Other Signatures Which Don't Fit Any of the Above Categories

It is asserted that the numbers 33 and 287 are significant in the Baconian enterprise because they are the totals in code of the words "bacon" and "francis bacon" respectively. Given that we are interested here only in instances of the name which may be directly read off, a discussion of these codes is beyond the scope of this listing. Further information on Elizabethan number cipher as it relates to Bacon may be found here. For now, we simply take the numbers as given.

If we turn then to page 287 of the Histories, it falls on King Lear. At the bottom right hand corner of the page occurs the following dialogue, set out exactly as shown here, with spelling, punctuation as in the First Folio:.

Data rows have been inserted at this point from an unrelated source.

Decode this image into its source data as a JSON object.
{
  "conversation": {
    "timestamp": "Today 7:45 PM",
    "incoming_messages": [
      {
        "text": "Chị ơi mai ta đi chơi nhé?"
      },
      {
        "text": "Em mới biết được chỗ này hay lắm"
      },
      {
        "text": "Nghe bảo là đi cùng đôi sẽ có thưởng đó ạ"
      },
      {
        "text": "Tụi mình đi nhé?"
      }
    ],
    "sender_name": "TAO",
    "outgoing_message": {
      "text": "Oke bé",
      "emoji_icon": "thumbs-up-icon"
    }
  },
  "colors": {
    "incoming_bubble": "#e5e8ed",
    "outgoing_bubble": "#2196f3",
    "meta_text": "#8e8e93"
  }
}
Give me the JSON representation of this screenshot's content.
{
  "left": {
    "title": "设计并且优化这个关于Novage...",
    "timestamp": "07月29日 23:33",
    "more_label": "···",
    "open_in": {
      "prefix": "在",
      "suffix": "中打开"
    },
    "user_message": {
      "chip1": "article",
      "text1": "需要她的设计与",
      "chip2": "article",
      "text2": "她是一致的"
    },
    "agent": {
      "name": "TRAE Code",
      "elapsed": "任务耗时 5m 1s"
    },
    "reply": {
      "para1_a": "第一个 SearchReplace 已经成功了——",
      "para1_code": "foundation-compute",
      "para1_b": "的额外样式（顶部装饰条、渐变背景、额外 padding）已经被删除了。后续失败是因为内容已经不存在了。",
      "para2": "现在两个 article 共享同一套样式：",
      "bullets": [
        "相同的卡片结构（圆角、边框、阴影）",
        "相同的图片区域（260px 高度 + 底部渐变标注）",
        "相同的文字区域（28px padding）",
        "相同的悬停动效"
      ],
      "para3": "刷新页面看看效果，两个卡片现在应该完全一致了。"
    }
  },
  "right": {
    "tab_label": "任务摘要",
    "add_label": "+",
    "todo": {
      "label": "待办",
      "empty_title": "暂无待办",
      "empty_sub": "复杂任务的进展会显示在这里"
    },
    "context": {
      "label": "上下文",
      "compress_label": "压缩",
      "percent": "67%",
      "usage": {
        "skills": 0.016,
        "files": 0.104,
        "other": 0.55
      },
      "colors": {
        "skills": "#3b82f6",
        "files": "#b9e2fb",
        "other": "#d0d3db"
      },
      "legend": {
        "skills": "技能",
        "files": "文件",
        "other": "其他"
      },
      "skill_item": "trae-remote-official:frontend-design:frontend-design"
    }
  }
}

Knight.     My lord, I know not what the matter is;
but, to my judgment, your highness is not entertain'd
with that ceremonious affection as you were wont;
there's a great abatement of kindness appears as well in
the general dependants as in the duke himself also and
your daughter.
Lear.      Ha! saiest thou so?
Knigh.      I beseech you, pardon me, my lord, if I bee
mistaken; for my duty cannot be silent when I thinke
your Highnesse wrong'd.
Lear.      Thou but rememberest me of mine own Con-
ception: I have perceived a most faint neglect of late,
which I have rather blamed as mine own jealous curio-
sitie than as a very pretence and purpose of unkindnesse;
I will look further into't. But where's my fool? I 
have not seen him this two daies.
Knight.   Since my young Ladies going into France
                                                                       Sir,

Reading the words at the end of the lines which begin with an italicised character name gives: Sir France is bee Con = Sir Francis Bacon.

Crazy? Sure, that's right, crazy like an Elizabethan: the number of letters before the red name component in each of the lines in which they occur is exactly 33 in each instance. Note that the character of the "Knight" is listed as "Knigh" in the middle line to make this work.

This layout, and spelling required to make the above work, is not to be found in the earlier Quarto versions of this play, but only on page 287 of the First Folio.